Il existe des mesures qui se dégradent avec le temps, et on sait les traiter : on les date, on les refait. Celle dont nous parlons ici a une autre propriété, plus gênante — elle se dégrade avec le soin qu'on apporte au travail.

Le filigrane textuel annoncé le 14 août 2026 par Anthropic repose sur la manière dont le modèle choisit ses mots. Son émetteur écrit qu'une édition légère ne l'enlève probablement pas complètement, et qu'une réécriture complète l'enlève. Nous avons détaillé ce mécanisme, citations à l'appui, dans ce que le filigrane mesure, qui n'est pas ce qu'on croit y lire ; nous le tenons ici pour acquis.

Ce qui nous occupe est la conséquence, et elle est d'un autre ordre que technique.

Une échelle inversée

Prenons trois textes, tous trois issus d'un premier jet de modèle.

Le premier est publié tel quel. La marque y est intacte.

Le deuxième a été relu : quelques formulations reprises, un exemple corrigé, une phrase supprimée. La marque y est encore, un peu affaiblie.
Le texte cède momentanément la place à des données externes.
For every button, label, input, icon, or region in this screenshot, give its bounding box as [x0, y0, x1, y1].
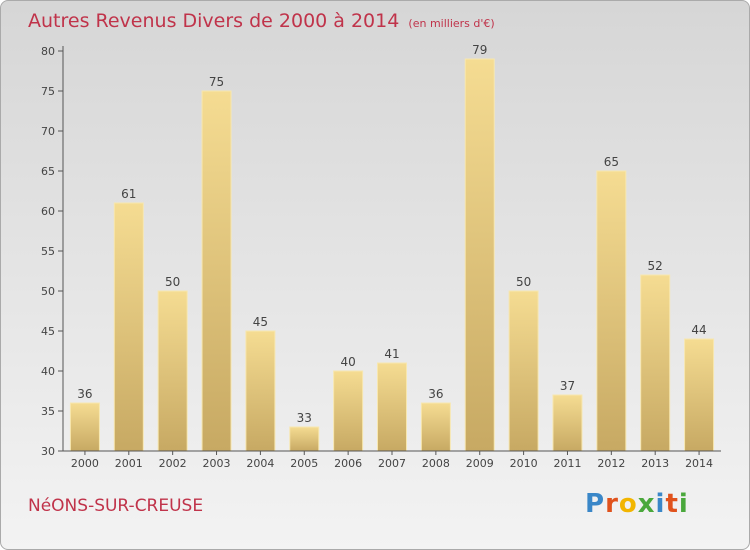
x-tick-label: 2008 — [422, 457, 450, 470]
logo-letter: i — [655, 489, 666, 519]
bar-value-label: 36 — [428, 387, 443, 401]
bar-value-label: 50 — [165, 275, 180, 289]
y-tick-label: 30 — [41, 445, 55, 458]
bar — [684, 338, 715, 452]
bar — [333, 370, 364, 452]
proxiti-logo: Proxiti — [585, 489, 689, 519]
x-tick-label: 2010 — [510, 457, 538, 470]
y-tick-label: 55 — [41, 245, 55, 258]
bar — [113, 202, 144, 452]
logo-letter: r — [605, 489, 619, 519]
town-name: NéONS-SUR-CREUSE — [28, 496, 204, 516]
bar — [552, 394, 583, 452]
bar — [508, 290, 539, 452]
bar-value-label: 79 — [472, 43, 487, 57]
y-tick-label: 60 — [41, 205, 55, 218]
logo-letter: t — [665, 489, 679, 519]
bar — [245, 330, 276, 452]
y-tick-label: 45 — [41, 325, 55, 338]
x-tick-label: 2014 — [685, 457, 713, 470]
bar-value-label: 75 — [209, 75, 224, 89]
bar — [377, 362, 407, 452]
bar — [596, 170, 627, 452]
x-tick-label: 2011 — [553, 457, 581, 470]
x-tick-label: 2001 — [115, 457, 143, 470]
chart-title: Autres Revenus Divers de 2000 à 2014 (en… — [28, 10, 495, 32]
y-tick-label: 35 — [41, 405, 55, 418]
bar-value-label: 40 — [340, 355, 355, 369]
bar — [640, 274, 671, 452]
x-tick-label: 2007 — [378, 457, 406, 470]
bar — [289, 426, 320, 452]
x-tick-label: 2012 — [597, 457, 625, 470]
y-tick-label: 80 — [41, 45, 55, 58]
logo-letter: x — [637, 489, 656, 519]
y-tick-label: 50 — [41, 285, 55, 298]
x-tick-label: 2009 — [466, 457, 494, 470]
chart-unit: (en milliers d'€) — [408, 17, 495, 30]
bar-value-label: 61 — [121, 187, 136, 201]
logo-letter: P — [585, 489, 606, 519]
bar — [464, 58, 495, 452]
bar-value-label: 52 — [648, 259, 663, 273]
x-tick-label: 2004 — [246, 457, 274, 470]
logo-letter: i — [678, 489, 689, 519]
bar-value-label: 36 — [77, 387, 92, 401]
x-tick-label: 2005 — [290, 457, 318, 470]
bar-value-label: 65 — [604, 155, 619, 169]
bar-value-label: 37 — [560, 379, 575, 393]
y-tick-label: 65 — [41, 165, 55, 178]
x-tick-label: 2003 — [203, 457, 231, 470]
bar-value-label: 50 — [516, 275, 531, 289]
bar — [69, 402, 100, 452]
bar-value-label: 44 — [691, 323, 706, 337]
x-tick-label: 2002 — [159, 457, 187, 470]
y-tick-label: 70 — [41, 125, 55, 138]
chart-title-text: Autres Revenus Divers de 2000 à 2014 — [28, 10, 400, 32]
x-tick-label: 2006 — [334, 457, 362, 470]
x-tick-label: 2013 — [641, 457, 669, 470]
y-tick-label: 40 — [41, 365, 55, 378]
bar — [157, 290, 188, 452]
x-tick-label: 2000 — [71, 457, 99, 470]
bar — [420, 402, 451, 452]
bar — [201, 90, 232, 452]
y-tick-label: 75 — [41, 85, 55, 98]
bar-value-label: 33 — [297, 411, 312, 425]
logo-letter: o — [618, 489, 638, 519]
bar-value-label: 41 — [384, 347, 399, 361]
bar-value-label: 45 — [253, 315, 268, 329]
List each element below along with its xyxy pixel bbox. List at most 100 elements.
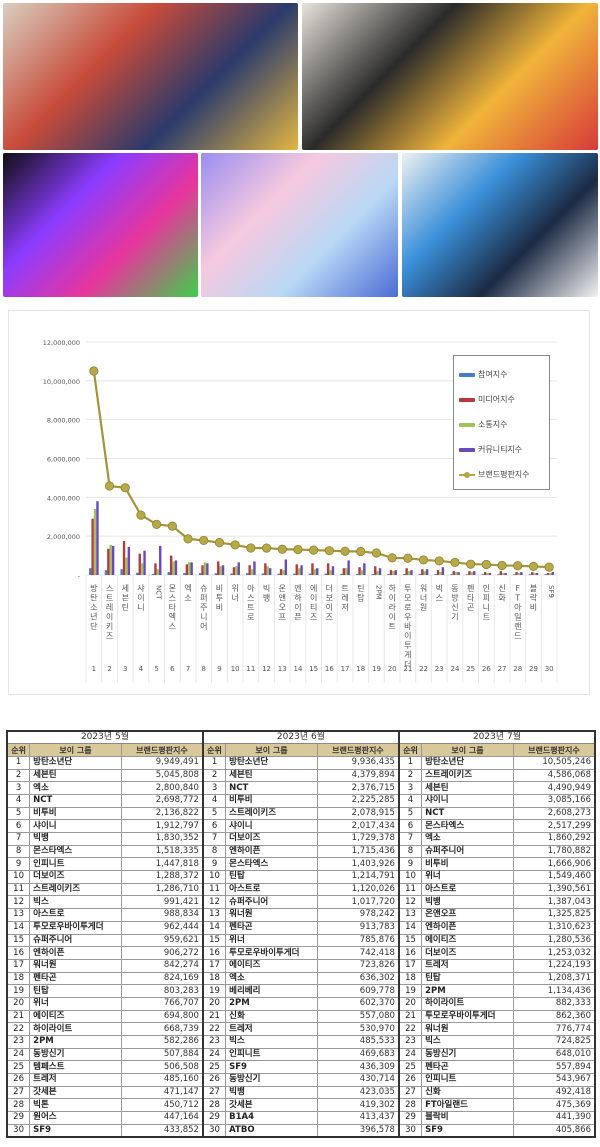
x-category-label: 이 — [106, 612, 113, 622]
rank-cell: 24 — [201, 1047, 227, 1062]
rank-cell: 10 — [397, 870, 423, 884]
index-cell: 1,208,371 — [512, 971, 596, 986]
bar — [457, 572, 460, 575]
index-cell: 776,774 — [512, 1022, 596, 1036]
bar — [425, 569, 429, 575]
bar — [300, 565, 303, 575]
index-cell: 436,309 — [316, 1060, 400, 1075]
bar — [502, 573, 505, 575]
x-category-label: 이 — [388, 593, 395, 603]
line-marker — [167, 521, 177, 531]
rank-cell: 6 — [201, 819, 227, 833]
table-row: 3 엑소 2,800,840 3 NCT 2,376,715 3 세븐틴 4,490,949 — [6, 781, 596, 795]
line-marker — [309, 545, 319, 555]
group-cell: 틴탑 — [421, 971, 514, 986]
x-category-label: 뱅 — [263, 593, 270, 603]
x-index-label: 29 — [529, 665, 538, 673]
bar — [89, 568, 92, 575]
rank-cell: 7 — [397, 832, 423, 846]
rank-cell: 23 — [397, 1035, 423, 1049]
group-cell: 엑소 — [225, 971, 318, 986]
group-cell: 비투비 — [421, 857, 514, 872]
index-cell: 1,253,032 — [512, 946, 596, 960]
x-index-label: 30 — [545, 665, 554, 673]
rank-cell: 10 — [201, 870, 227, 884]
column-header-index: 브랜드평판지수 — [120, 743, 204, 757]
bar — [221, 565, 225, 575]
index-cell: 723,826 — [316, 958, 400, 973]
x-index-label: 9 — [217, 665, 221, 673]
index-cell: 602,370 — [316, 996, 400, 1011]
bar — [127, 546, 131, 575]
index-cell: 10,505,246 — [512, 755, 596, 770]
line-marker — [246, 543, 256, 553]
bar — [452, 571, 455, 575]
group-cell: 더보이즈 — [225, 832, 318, 846]
x-category-label: 트 — [106, 594, 113, 603]
bar — [473, 571, 476, 575]
rank-cell: 5 — [6, 806, 31, 821]
rank-cell: 11 — [201, 882, 227, 897]
index-cell: 1,325,825 — [512, 908, 596, 922]
group-cell: 2PM — [225, 996, 318, 1011]
x-category-label: 트 — [388, 622, 395, 631]
bar — [308, 573, 312, 575]
index-cell: 1,288,372 — [120, 870, 204, 884]
x-category-label: 로 — [247, 613, 254, 622]
table-row: 9 인피니트 1,447,818 9 몬스타엑스 1,403,926 9 비투비 1,666,9… — [6, 857, 596, 872]
x-category-label: 티 — [310, 603, 317, 612]
rank-cell: 15 — [6, 933, 31, 948]
bar — [151, 573, 155, 575]
index-cell: 433,852 — [120, 1123, 204, 1138]
column-header-index: 브랜드평판지수 — [316, 743, 400, 757]
rank-cell: 19 — [6, 984, 31, 998]
x-category-label: 주 — [200, 603, 207, 612]
bar — [138, 553, 141, 575]
index-cell: 405,866 — [512, 1123, 596, 1138]
x-category-label: 아 — [247, 583, 255, 593]
x-category-label: 이 — [294, 602, 301, 612]
index-cell: 2,017,434 — [316, 819, 400, 833]
index-cell: 2,225,285 — [316, 793, 400, 808]
index-cell: 1,912,797 — [120, 819, 204, 833]
index-cell: 543,967 — [512, 1073, 596, 1087]
rank-cell: 7 — [201, 832, 227, 846]
x-category-label: 틴 — [357, 583, 364, 593]
table-row: 21 에이티즈 694,800 21 신화 557,080 21 투모로우바이투게더 862,3… — [6, 1009, 596, 1024]
x-category-label: T — [514, 594, 520, 603]
bar — [297, 568, 301, 575]
line-marker — [89, 366, 99, 376]
group-cell: 갓세븐 — [29, 1085, 122, 1100]
bar — [109, 544, 112, 575]
bar — [188, 562, 191, 575]
group-cell: 신화 — [225, 1009, 318, 1024]
x-index-label: 16 — [325, 665, 334, 673]
index-cell: 906,272 — [120, 946, 204, 960]
rank-cell: 21 — [6, 1009, 31, 1024]
line-marker — [497, 560, 507, 571]
index-cell: 1,666,906 — [512, 857, 596, 872]
rank-cell: 16 — [201, 946, 227, 960]
x-category-label: 세 — [122, 584, 129, 593]
group-cell: 방탄소년단 — [29, 755, 122, 770]
rank-cell: 23 — [201, 1035, 227, 1049]
x-category-label: 더 — [404, 660, 411, 669]
rank-cell: 23 — [6, 1035, 31, 1049]
group-cell: 위너 — [29, 996, 122, 1011]
group-cell: 하이라이트 — [29, 1022, 122, 1036]
month-header: 2023년 6월 — [201, 730, 400, 745]
x-index-label: 20 — [388, 665, 397, 673]
group-cell: 트레저 — [421, 958, 514, 973]
index-cell: 988,834 — [120, 908, 204, 922]
rank-cell: 12 — [6, 895, 31, 910]
group-photo — [3, 153, 198, 297]
line-marker — [481, 559, 491, 570]
table-row: 20 위너 766,707 20 2PM 602,370 20 하이라이트 882,333 — [6, 996, 596, 1011]
rank-cell: 22 — [6, 1022, 31, 1036]
x-category-label: 스 — [169, 622, 176, 631]
group-cell: 빅스 — [29, 895, 122, 910]
x-category-label: 스 — [106, 584, 113, 593]
bar — [96, 501, 99, 575]
table-row: 30 SF9 433,852 30 ATBO 396,578 30 SF9 405,866 — [6, 1123, 596, 1138]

Le troisième a été repris en profondeur. La structure a bougé, les exemples ont été remplacés par des cas vécus, les approximations ont été traquées une à une. Il ne reste presque rien du choix de mots initial — donc presque rien de la marque.

Classons maintenant ces trois textes par la qualité de l'examen humain qu'ils ont reçu. On obtient exactement l'ordre inverse de la force du signal.

Le texte le plus travaillé est celui qui porte le moins de trace de son travail. Ce n'est pas un défaut d'implémentation qu'une version ultérieure corrigera : c'est ce que le procédé fait, par construction. Il mesure la conservation d'un choix de mots, et relire sérieusement consiste précisément à ne pas le conserver.

Pourquoi cela compte au-delà du cas particulier

On pourrait s'arrêter là et n'y voir qu'une curiosité. Nous pensons que c'est un cas d'école, et qu'il vaut d'être nommé.

Un dispositif de preuve hérité d'un fournisseur est posé par quelqu'un qui n'a pas assisté au travail. Il est apposé en amont, au moment de la génération, par un acteur qui ignore tout de ce qui se passera ensuite : qui relira, avec quelle attention, en changeant quoi.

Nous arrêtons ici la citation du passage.